Vague Justice Lite for Mau Mau Victims of UK Genocide - Al Jazeera (WikiContext, if you need it)

3 comments:

  1. re Big Data:

    There's been a similar problem with brain research. Data was collected according to different standards and with different protocols, much of it ended up being useless. Without a theory to go on we just end up with a big blob of data. Idan Segev has made this point repeatedly but offhand this is the only source I can find:

    http://www.jpost.com/Features/In-Thespotlight/The-Israeli-mind-behind-the-Blue-Brain-Project
    "“I am a theoretician. The brain is a physical system, thus many physicists have come into the field of neuroscience. With the complexity of the brain and the many levels of descriptions from genes to electrical wiring connections, we needed a new multidisciplinary approach,” Segev says.

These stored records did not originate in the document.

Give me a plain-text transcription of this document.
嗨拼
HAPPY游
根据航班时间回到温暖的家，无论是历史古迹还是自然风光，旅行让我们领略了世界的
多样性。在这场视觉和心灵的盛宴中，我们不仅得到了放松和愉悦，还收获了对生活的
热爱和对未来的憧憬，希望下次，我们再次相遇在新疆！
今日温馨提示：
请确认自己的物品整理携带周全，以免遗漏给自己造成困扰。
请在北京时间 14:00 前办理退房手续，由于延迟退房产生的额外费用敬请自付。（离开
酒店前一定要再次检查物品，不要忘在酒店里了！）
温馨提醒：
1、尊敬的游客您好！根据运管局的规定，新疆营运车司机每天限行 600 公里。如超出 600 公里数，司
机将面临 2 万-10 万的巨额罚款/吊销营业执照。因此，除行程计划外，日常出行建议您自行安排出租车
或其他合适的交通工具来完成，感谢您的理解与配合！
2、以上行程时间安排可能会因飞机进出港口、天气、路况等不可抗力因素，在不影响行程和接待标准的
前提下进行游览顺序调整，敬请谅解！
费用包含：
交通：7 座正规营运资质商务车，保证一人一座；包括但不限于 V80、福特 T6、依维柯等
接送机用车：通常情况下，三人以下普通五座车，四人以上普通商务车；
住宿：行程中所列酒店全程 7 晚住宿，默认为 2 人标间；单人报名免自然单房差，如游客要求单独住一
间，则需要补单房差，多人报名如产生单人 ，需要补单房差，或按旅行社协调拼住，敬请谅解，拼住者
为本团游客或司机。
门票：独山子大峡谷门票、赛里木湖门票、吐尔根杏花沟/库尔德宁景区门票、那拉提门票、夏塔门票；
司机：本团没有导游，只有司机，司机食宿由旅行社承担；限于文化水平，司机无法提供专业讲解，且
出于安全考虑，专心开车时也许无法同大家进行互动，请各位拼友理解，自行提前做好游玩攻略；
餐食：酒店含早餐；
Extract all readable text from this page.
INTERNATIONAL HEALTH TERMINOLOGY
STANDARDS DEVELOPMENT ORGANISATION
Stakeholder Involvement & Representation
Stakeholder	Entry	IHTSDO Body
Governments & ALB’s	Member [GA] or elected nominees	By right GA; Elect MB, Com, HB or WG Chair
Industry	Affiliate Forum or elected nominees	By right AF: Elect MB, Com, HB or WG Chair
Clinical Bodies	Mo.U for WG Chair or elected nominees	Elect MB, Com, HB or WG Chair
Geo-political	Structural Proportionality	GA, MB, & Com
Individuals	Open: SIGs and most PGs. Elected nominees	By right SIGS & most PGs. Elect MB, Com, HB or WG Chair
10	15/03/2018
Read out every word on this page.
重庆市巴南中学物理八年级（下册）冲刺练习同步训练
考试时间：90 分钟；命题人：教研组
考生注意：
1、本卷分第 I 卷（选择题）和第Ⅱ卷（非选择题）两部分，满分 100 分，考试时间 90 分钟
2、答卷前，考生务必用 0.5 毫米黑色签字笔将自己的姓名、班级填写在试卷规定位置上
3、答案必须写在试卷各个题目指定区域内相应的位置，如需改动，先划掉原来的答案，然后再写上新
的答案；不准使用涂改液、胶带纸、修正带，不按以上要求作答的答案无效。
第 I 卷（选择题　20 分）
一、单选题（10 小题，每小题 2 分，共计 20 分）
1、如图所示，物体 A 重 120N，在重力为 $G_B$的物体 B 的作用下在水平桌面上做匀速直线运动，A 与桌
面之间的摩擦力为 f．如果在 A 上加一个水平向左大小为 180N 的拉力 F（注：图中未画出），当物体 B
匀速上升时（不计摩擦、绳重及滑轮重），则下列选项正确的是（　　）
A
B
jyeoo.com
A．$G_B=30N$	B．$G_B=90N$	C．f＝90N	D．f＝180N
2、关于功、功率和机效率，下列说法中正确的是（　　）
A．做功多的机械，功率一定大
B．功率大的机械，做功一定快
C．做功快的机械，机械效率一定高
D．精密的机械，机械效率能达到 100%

    “In the past, we didn’t have such an integrative attempt at understanding the brain – until Bert Sakmann [the German cell physiologist who shared the Nobel Prize in Physiology or Medicine with Erwin Neher in 1991 for their work on the function of single ion channels in cells] came and said he has plenty of anatomical and physiological data about the brain. But he didn’t know what to do with all this, how to connect it and make some functional sense of it. So it was a turning point for me when I was working on individual nerve cells – and thanks to him switched to the simulation of a cortical column in the mouse brain.”"

    ReplyDelete
  2. re David Brooks, specifically:
    "This lens makes you more likely to share the distinct strands of libertarianism that are blossoming in this fragmenting age: the deep suspicion of authority, the strong belief that hierarchies and organizations are suspect, the fervent devotion to transparency, the assumption that individual preference should be supreme. You’re more likely to donate to the Ron Paul for president campaign, as Snowden did."

    Perelman:
    http://en.wikipedia.org/wiki/Grigori_Perelman
    "Perelman is quoted in an article in The New Yorker saying that he is disappointed with the ethical standards of the field of mathematics. The article implies that Perelman refers particularly to the efforts of Fields medalist Shing-Tung Yau to downplay Perelman's role in the proof and play up the work of Cao and Zhu. Perelman added, "I can't say I'm outraged. Other people do worse. Of course, there are many mathematicians who are more or less honest. But almost all of them are conformists. They are more or less honest, but they tolerate those who are not honest."[14] He has also said that "It is not people who break ethical standards who are regarded as aliens. It is people like me who are isolated."[14]
    This, combined with the possibility of being awarded a Fields medal, led him to quit professional mathematics. He has said that "As long as I was not conspicuous, I had a choice. Either to make some ugly thing or, if I didn't do this kind of thing, to be treated as a pet. Now, when I become a very conspicuous person, I cannot stay a pet and say nothing. That is why I had to quit." (The New Yorker authors explained Perelman's reference to "some ugly thing" as "a fuss" on Perelman's part about the ethical breaches he perceived).[33]"

    Grothendieck:
    http://www.ams.org/notices/200808/tx080800930p.pdf
    There have been in this century (as doubtless in other centuries past) a certain number of isolated men who
    seem to my eyes to be “new men”—men who appear to be “mutants” and who already today, in one way or another, prefigure the “man of tomorrow” embodied in the present; the man in the full sense of the word, who undoubtedly will emerge in the generations to come, in the course of the “post-herd” age, of which the dawn is very close and which they tacitly herald.

    ReplyDelete
  3. Love the framing of "the deep suspicion of authority, the strong belief that hierarchies and organizations are suspect, the fervent devotion to transparency, the assumption that individual preference should be supreme."

    That last one is the poison pill: the whole point of transparency is so a society can effectively determine what's actually in their best interest.